In a 25 March briefing on the U.S. Department of Defense’s response efforts, Under Secretary Ellen Lord raised the alarm about the use of “adversarial capital” that could erode the defense industrial base. A group of Republican senators urged President Trump in a 10 April letter to aggressively use CFIUS’s authority against adversaries capitalizing on the crisis. Treasury, which chairs CFIUS, has to date remained silent, but its interagency deliberations are sure to consider the implications of the coronavirus outbreak to U.S. national security. The European Commission has warned EU members of risks stemming from the acquisition of healthcare capacities and sale of critical assets as a consequence of the financial crisis. Australia and India have acted as well, to prevent fire sales of distressed assets and to curb opportunistic takeovers by Chinese companies.
CFIUS and other regimes serve important functions. They are designed to protect national security, including innovation and the supply of sensitive technologies and prevent their proliferation; maintain the integrity of critical infrastructure such as electrical grids, air and seaports, and hospitals; and protect the privacy of our citizens and their data.
But herein lies the rub. If not wielded in a targeted manner, these regimes can starve business innovation and impair resiliency. Where government efforts to prohibit or limit investment are done for economic, policy, or protectionist reasons, especially to protect national champions, they will be perceived as discriminatory and can invite or justify retaliatory or unilateral action by other countries. Screening regimes can impose compliance frameworks and supply requirements, carve out sensitive assets, or direct U.S. businesses to find domestic investors that do not present national security concerns. But they cannot implement new industrial policy: they cannot effectively maintain or protect supply chains, meet the capital needs of businesses, or provide loans. CFIUS needs help to protect U.S. national security in this pandemic.
Businesses will need cash and investors—to innovate and grow, support workers, business lines, and pay debts. This is especially true as they try to transform their business models and supply chains to respond to the pandemic. In order to avoid a great takeover, governments will need to take effective action to respond to the health crisis, stabilize the economy, and ramp up government aid that is targeted to support companies that are in dire financial straits and in a way that is designed to avoid insolvencies and hostile takeovers and complements CFIUS’s ongoing posture.

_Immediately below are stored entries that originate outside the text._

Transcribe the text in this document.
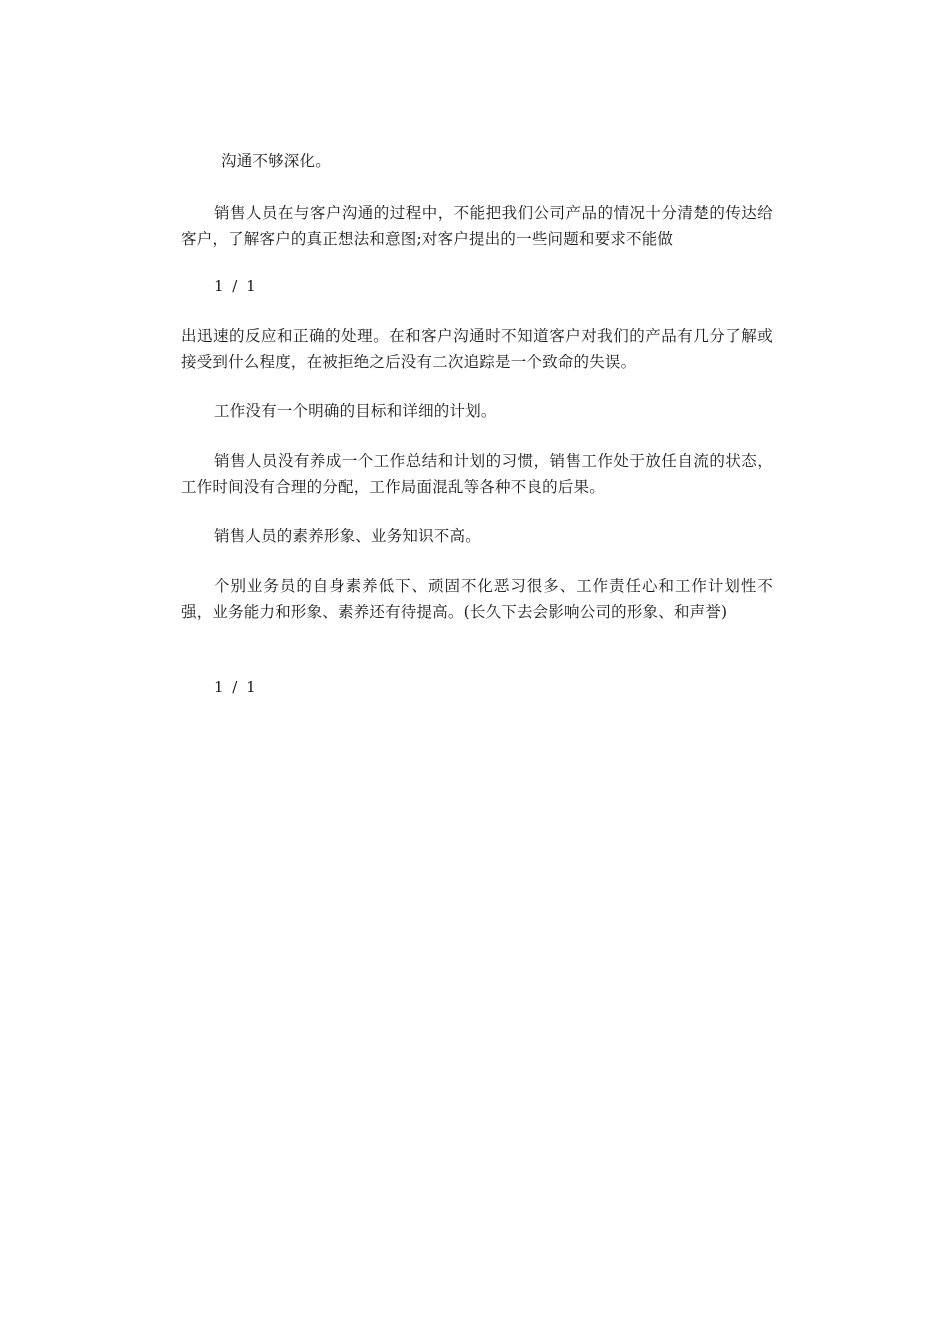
沟通不够深化。
销售人员在与客户沟通的过程中，不能把我们公司产品的情况十分清楚的传达给客户，了解客户的真正想法和意图;对客户提出的一些问题和要求不能做
1 / 1
出迅速的反应和正确的处理。在和客户沟通时不知道客户对我们的产品有几分了解或接受到什么程度，在被拒绝之后没有二次追踪是一个致命的失误。
工作没有一个明确的目标和详细的计划。
销售人员没有养成一个工作总结和计划的习惯，销售工作处于放任自流的状态，工作时间没有合理的分配，工作局面混乱等各种不良的后果。
销售人员的素养形象、业务知识不高。
个别业务员的自身素养低下、顽固不化恶习很多、工作责任心和工作计划性不强，业务能力和形象、素养还有待提高。(长久下去会影响公司的形象、和声誉)
1 / 1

The CARES Act provides a great starting place. It allocates $17 billion for businesses critical to maintaining national security and billions more for small- and medium-sized businesses and states and localities. As Treasury implements these programs, it should work with CFIUS and its constituent agency members, like the Departments of Defense, Commerce, and Homeland Security, to identify companies or vulnerable sectors that present national security risks stemming from foreign investment.
Once identified, the federal government should provide funding through existing programs such as the DoD Trusted Foundry program. The administration will also need to identify ways to prevent exfiltration of emerging or critical technologies or assets that are for sale in restructurings and bankruptcy proceedings. Treasury already has the authority under FIRRMA to proactively identify M&A and investment targets. It can take a broader programmatic approach to identifying risks and providing support or advice to sustain these businesses through the crisis.